According to ING chief economist, Czech Republic:
“Second-round effects in production, limited business and household spending will drag down both investment and consumption. When fear decreases in the second half of the year, we see on average 60 percent recovery of cumulated GDP drops from the first half of 2020. Nonetheless, both the Czech Republic and Romania should show negative GDP for full 2020.”
Below is a summary of ING’s main predictions for the Czech Republic
• Growth: The Czech economy falling into recession has become our baseline scenario as Covid-19 measures not only affect domestic but also foreign demand significantly. The Czech economy itself could cope with domestic restrictive measures due to sufficient fiscal space (4th lowest total debt-to-GDP in the EU – around 32% of GDP). However, foreign demand might become a bottleneck for a quick recovery in 2H20 though it is too early to estimate the full effect.
• Inflation: While a few weeks back inflation was pencilled in go above 3% this year, the significant decline in oil prices brought a turnaround, subtracting broadly 0.6 percentage points from YoY inflation this year.
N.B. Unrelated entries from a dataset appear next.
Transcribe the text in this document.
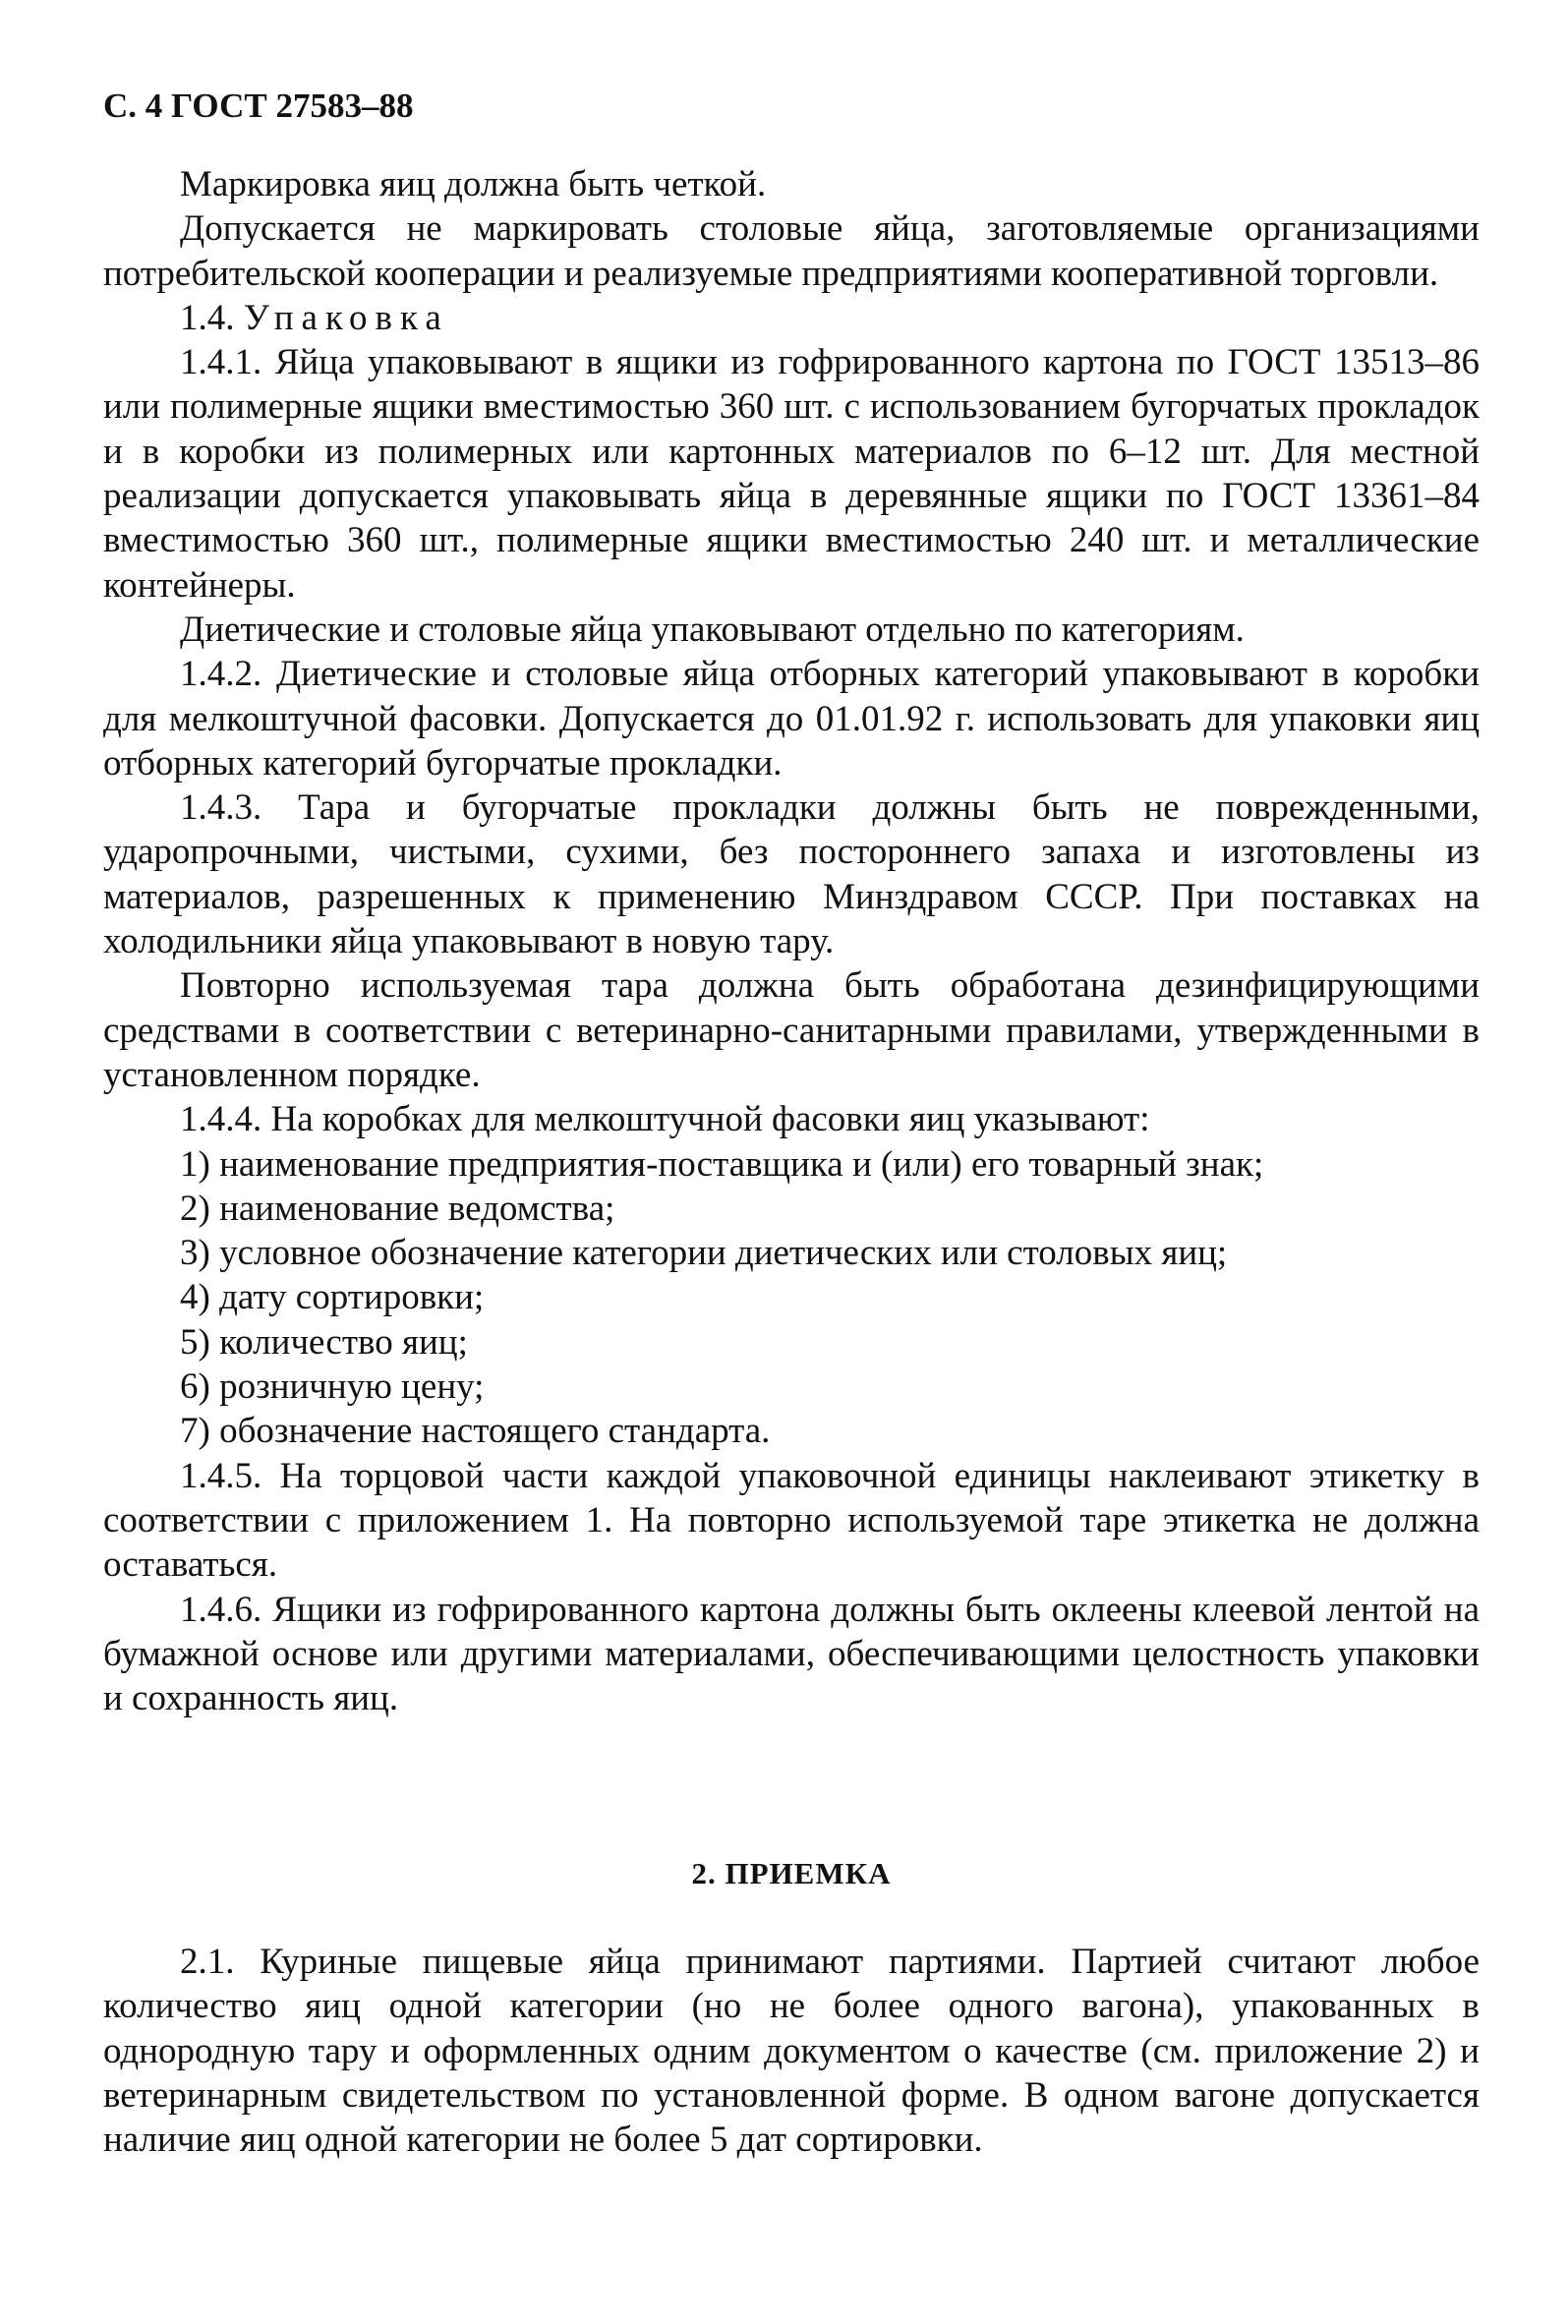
С. 4 ГОСТ 27583–88

Маркировка яиц должна быть четкой.

Допускается не маркировать столовые яйца, заготовляемые организациями потребительской кооперации и реализуемые предприятиями кооперативной торговли.

1.4. Упаковка

1.4.1. Яйца упаковывают в ящики из гофрированного картона по ГОСТ 13513–86 или полимерные ящики вместимостью 360 шт. с использованием бугорчатых прокладок и в коробки из полимерных или картонных материалов по 6–12 шт. Для местной реализации допускается упаковывать яйца в деревянные ящики по ГОСТ 13361–84 вместимостью 360 шт., полимерные ящики вместимостью 240 шт. и металлические контейнеры.

Диетические и столовые яйца упаковывают отдельно по категориям.

1.4.2. Диетические и столовые яйца отборных категорий упаковывают в коробки для мелкоштучной фасовки. Допускается до 01.01.92 г. использовать для упаковки яиц отборных категорий бугорчатые прокладки.

1.4.3. Тара и бугорчатые прокладки должны быть не поврежденными, ударопрочными, чистыми, сухими, без постороннего запаха и изготовлены из материалов, разрешенных к применению Минздравом СССР. При поставках на холодильники яйца упаковывают в новую тару.

Повторно используемая тара должна быть обработана дезинфицирующими средствами в соответствии с ветеринарно-санитарными правилами, утвержденными в установленном порядке.

1.4.4. На коробках для мелкоштучной фасовки яиц указывают:

1) наименование предприятия-поставщика и (или) его товарный знак;

2) наименование ведомства;

3) условное обозначение категории диетических или столовых яиц;

4) дату сортировки;

5) количество яиц;

6) розничную цену;

7) обозначение настоящего стандарта.

1.4.5. На торцовой части каждой упаковочной единицы наклеивают этикетку в соответствии с приложением 1. На повторно используемой таре этикетка не должна оставаться.

1.4.6. Ящики из гофрированного картона должны быть оклеены клеевой лентой на бумажной основе или другими материалами, обеспечивающими целостность упаковки и сохранность яиц.

2. ПРИЕМКА

2.1. Куриные пищевые яйца принимают партиями. Партией считают любое количество яиц одной категории (но не более одного вагона), упакованных в однородную тару и оформленных одним документом о качестве (см. приложение 2) и ветеринарным свидетельством по установленной форме. В одном вагоне допускается наличие яиц одной категории не более 5 дат сортировки.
We will very likely see disinflation pressures due to the weakening economy, though weaker CZK and some supply constraints go in the opposite direction. All in all, we expect headline CPI to decelerate towards 2.5% this year.
• ČNB: The Czech National Bank (ČNB) delivered a 50bp emergency rate on Monday (15 March) and is very likely to continue lowering borrowing costs to mitigate the coronavirus shock. This means that the main 2-week repo rate is likely to fall significantly in the forthcoming months (towards 0.50%) with the CNB likely delivering rate cuts (25bp or more) in each of the three forthcoming monetary meetings (with a non-negligible risk of another emergency rate cut or a cut being larger than 50bp). This scenario is to a large extent priced in by the market.
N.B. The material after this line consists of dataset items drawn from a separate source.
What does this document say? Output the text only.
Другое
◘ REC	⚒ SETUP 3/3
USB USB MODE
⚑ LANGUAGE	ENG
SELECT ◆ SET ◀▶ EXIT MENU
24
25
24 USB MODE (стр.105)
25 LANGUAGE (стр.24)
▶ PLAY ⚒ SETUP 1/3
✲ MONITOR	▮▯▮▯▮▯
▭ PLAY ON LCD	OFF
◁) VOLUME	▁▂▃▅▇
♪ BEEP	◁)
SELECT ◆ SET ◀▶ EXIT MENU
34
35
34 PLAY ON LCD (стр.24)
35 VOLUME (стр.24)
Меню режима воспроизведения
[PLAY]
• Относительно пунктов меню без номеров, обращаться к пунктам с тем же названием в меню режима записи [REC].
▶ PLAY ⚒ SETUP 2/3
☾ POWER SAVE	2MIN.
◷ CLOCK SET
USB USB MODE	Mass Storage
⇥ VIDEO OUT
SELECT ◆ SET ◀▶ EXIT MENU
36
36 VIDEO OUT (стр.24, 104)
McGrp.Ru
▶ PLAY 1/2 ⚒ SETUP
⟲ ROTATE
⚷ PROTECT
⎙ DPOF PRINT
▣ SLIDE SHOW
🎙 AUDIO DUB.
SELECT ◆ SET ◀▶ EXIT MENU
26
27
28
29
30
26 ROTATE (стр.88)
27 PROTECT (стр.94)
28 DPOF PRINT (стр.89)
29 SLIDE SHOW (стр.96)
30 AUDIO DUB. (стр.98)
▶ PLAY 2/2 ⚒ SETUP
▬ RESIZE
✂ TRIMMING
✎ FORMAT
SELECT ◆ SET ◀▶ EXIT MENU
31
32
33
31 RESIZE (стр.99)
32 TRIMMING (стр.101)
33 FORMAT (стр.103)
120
• EUR/CZK: The upcoming rate cuts (which will take away the yield advantage – the main koruna anchor) and challenging global environment for EM FX will keep the still overbought CZK under pressure. Due to the risk of a disorderly sell-off, we expect the CNB to start one-off FX intervention to smooth the koruna volatility. We expect the first interventions to come around the EUR/CZK 28.00 level. Yet this will not be a firm ceiling on EUR/CZK, with FX interventions having a smoothing rather than firming function. This means the EUR/CZK could trade meaningfully above 28.00 should global risk assets remain under pressure.
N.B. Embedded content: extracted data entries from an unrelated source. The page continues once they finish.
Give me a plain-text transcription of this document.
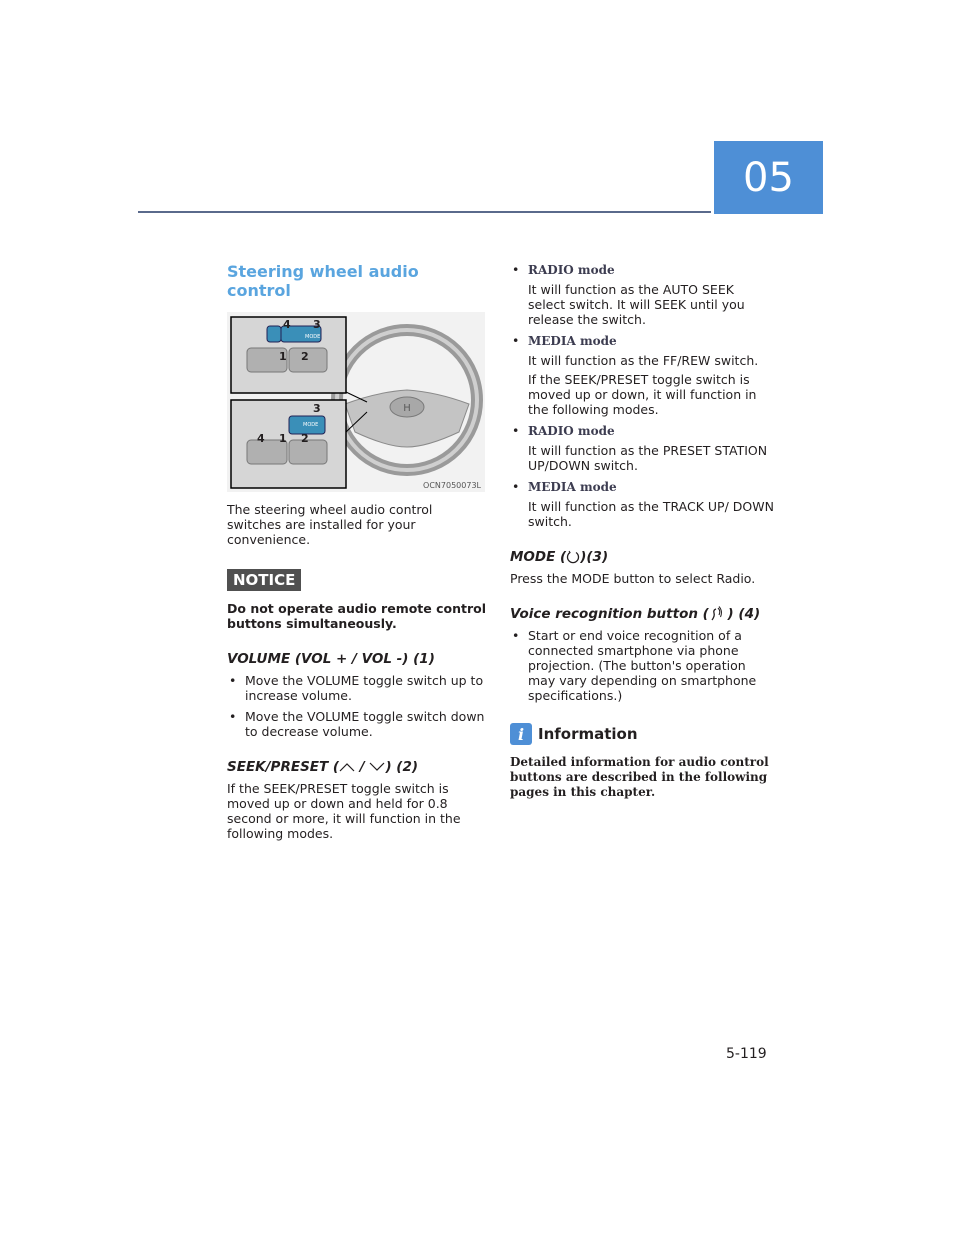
05
Steering wheel audio control
H
4 3
MODE
1 2
3
MODE
4 1 2
OCN7050073L

The steering wheel audio control switches are installed for your convenience.

NOTICE

Do not operate audio remote control buttons simultaneously.

VOLUME (VOL + / VOL -) (1)
• Move the VOLUME toggle switch up to increase volume.
• Move the VOLUME toggle switch down to decrease volume.
SEEK/PRESET ( / ) (2)

If the SEEK/PRESET toggle switch is moved up or down and held for 0.8 second or more, it will function in the following modes.

• RADIO mode
It will function as the AUTO SEEK select switch. It will SEEK until you release the switch.
• MEDIA mode
It will function as the FF/REW switch.
If the SEEK/PRESET toggle switch is moved up or down, it will function in the following modes.
• RADIO mode
It will function as the PRESET STATION UP/DOWN switch.
• MEDIA mode
It will function as the TRACK UP/ DOWN switch.
MODE ( )(3)

Press the MODE button to select Radio.

Voice recognition button ( ) (4)
• Start or end voice recognition of a connected smartphone via phone projection. (The button's operation may vary depending on smartphone specifications.)
i Information

Detailed information for audio control buttons are described in the following pages in this chapter.

5-119
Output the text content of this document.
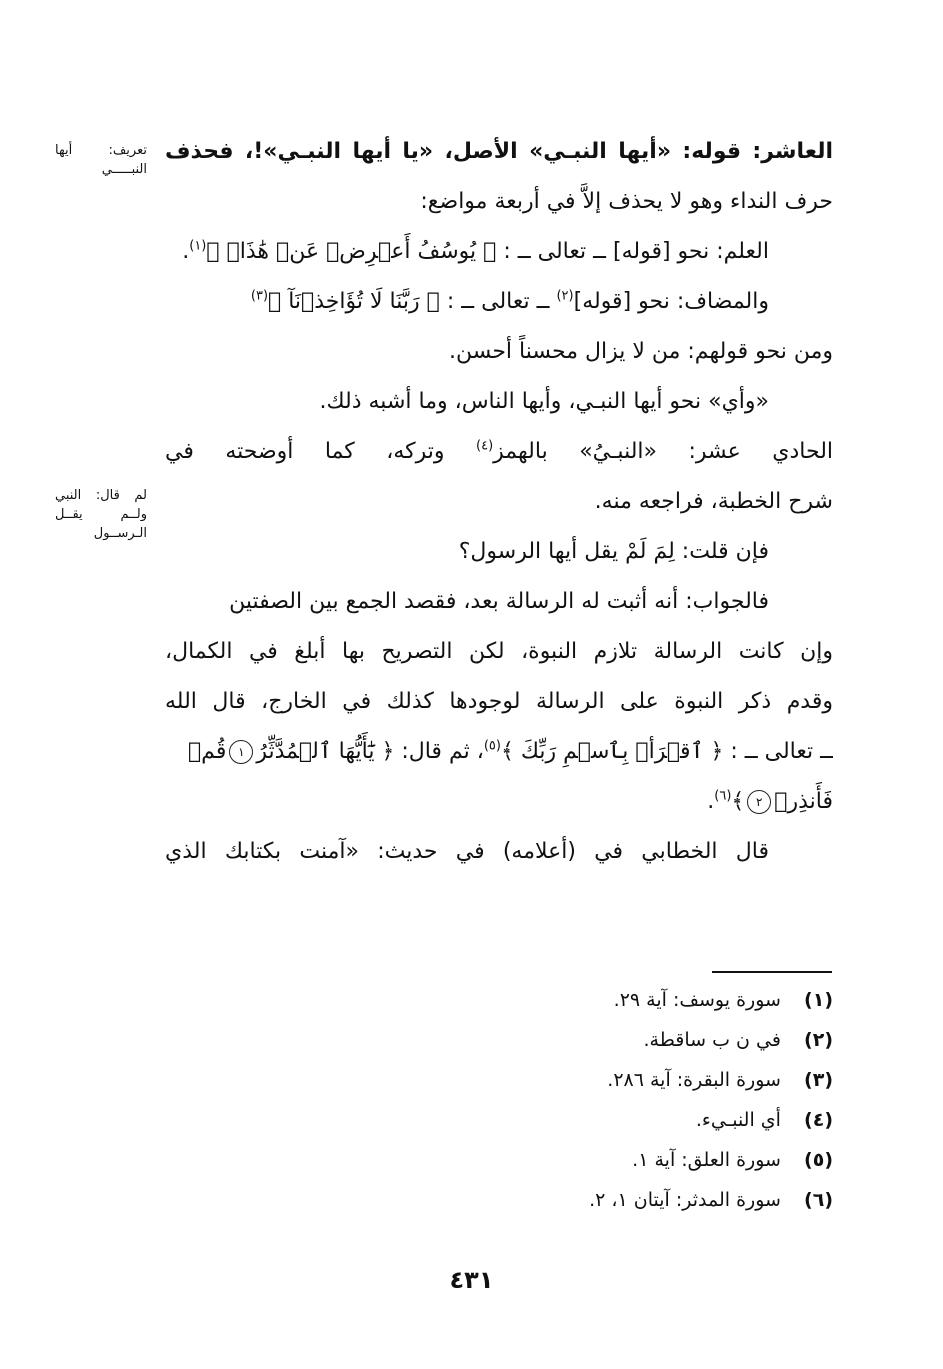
تعريف: أيها
النبـــــي
لم قال: النبي
ولــم يقــل
الـرســول
العاشر: قوله: «أيها النبـي» الأصل، «يا أيها النبـي»!، فحذف
حرف النداء وهو لا يحذف إلاَّ في أربعة مواضع:
العلم: نحو [قوله] ــ تعالى ــ : ﴿ يُوسُفُ أَعۡرِضۡ عَنۡ هَٰذَاۚ ﴾$^{(١)}$.
والمضاف: نحو [قوله]$^{(٢)}$ ــ تعالى ــ : ﴿ رَبَّنَا لَا تُؤَاخِذۡنَآ ﴾$^{(٣)}$
ومن نحو قولهم: من لا يزال محسناً أحسن.
«وأي» نحو أيها النبـي، وأيها الناس، وما أشبه ذلك.
الحادي عشر: «النبـيُ» بالهمز$^{(٤)}$ وتركه، كما أوضحته في
شرح الخطبة، فراجعه منه.
فإن قلت: لِمَ لَمْ يقل أيها الرسول؟
فالجواب: أنه أثبت له الرسالة بعد، فقصد الجمع بين الصفتين
وإن كانت الرسالة تلازم النبوة، لكن التصريح بها أبلغ في الكمال،
وقدم ذكر النبوة على الرسالة لوجودها كذلك في الخارج، قال الله
ــ تعالى ــ : ﴿ ٱقۡرَأۡ بِٱسۡمِ رَبِّكَ ﴾$^{(٥)}$، ثم قال: ﴿ يَٰٓأَيُّهَا ٱلۡمُدَّثِّرُ١قُمۡ
فَأَنذِرۡ٢﴾$^{(٦)}$.
قال الخطابي في (أعلامه) في حديث: «آمنت بكتابك الذي
(١) سورة يوسف: آية ٢٩.
(٢) في ن ب ساقطة.
(٣) سورة البقرة: آية ٢٨٦.
(٤) أي النبـيء.
(٥) سورة العلق: آية ١.
(٦) سورة المدثر: آيتان ١، ٢.
٤٣١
• Fiscal policy: The government introduced a set of preliminary measures to mitigate short-term negative effects, like tax delays, or providing no interest/fee 2-year loans for the affected SME with a one-year delay in payments. Other measures are in the pipeline (i.e., helping employment by providing full or partial compensation of wages to companies affected by quarantine). More fiscal measures are likely to come. Given the fiscal space available in the Czech economy, more fiscal measures are necessary to counteract adverse developments and support subsequent recovery.